Natural disaster in Mexico

The 2021 Nuevo León wildfires were a series of wildfires that broke out in late March and early April 2021 in the Mexican state of Nuevo León. The wildfires in Nuevo León were fueled mostly by drought, high winds, and high temperatures. Media in Mexico had reported that 12 out of the 61 fires burning across the country were located in 8 protected natural areas, including the Cumbres de Monterrey National Park in the state of Nuevo León. Most of the wildfires that were burning in the state were near the city of Monterrey.
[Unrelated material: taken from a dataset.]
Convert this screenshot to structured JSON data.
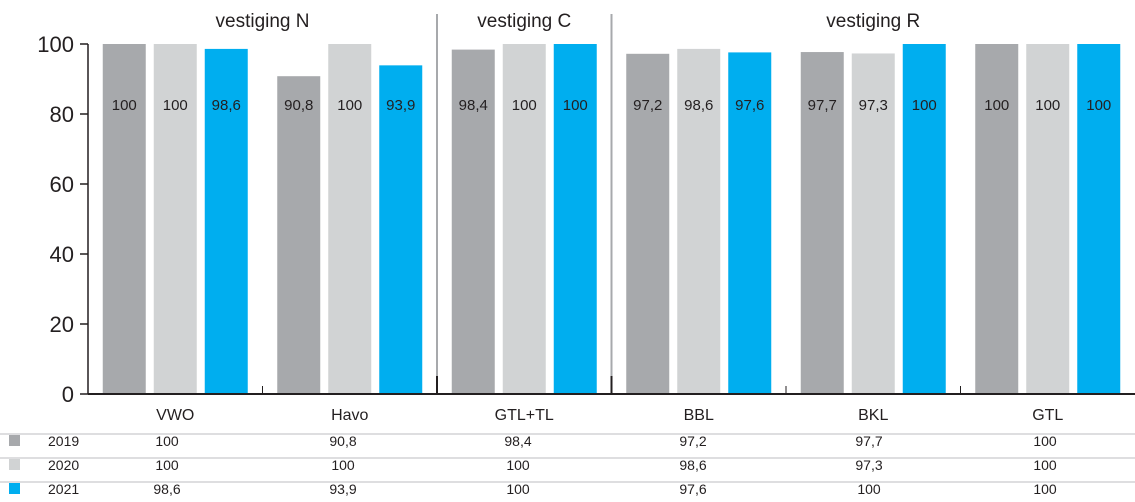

On March 25, 1,100 residents had to be evacuated in at least 14 communities because of a major wildfire that was burning in the Sierra de Santiago region. The fire began in the neighboring state of Coahuila near the city of Arteaga on March 16. The fire was previously at 70% containment days later, but due to wind gusts reaching 90 kilometers per hour, the fire spread quickly over state lines into Nuevo León and authorities issued residents to evacuate immediately.

== Background ==
The Mexico wildfire season mostly starts from March and ends in May. But the 2021 wildfire season in Mexico is one of the worst fire seasons the country has faced in more than a decade, the major wildfires mostly being in Nuevo León. The wildfires in the state are mostly blamed for the ongoing drought in North America that is fueling hundreds of wildfires across the continent. A DC-10 Air Tanker was used to battle the wildfires in the Cumbres de Monterrey National Park. Smoke from the wildfires affected the state's air quality. The smoke from the fires could also be visible from the U.S. state of Florida.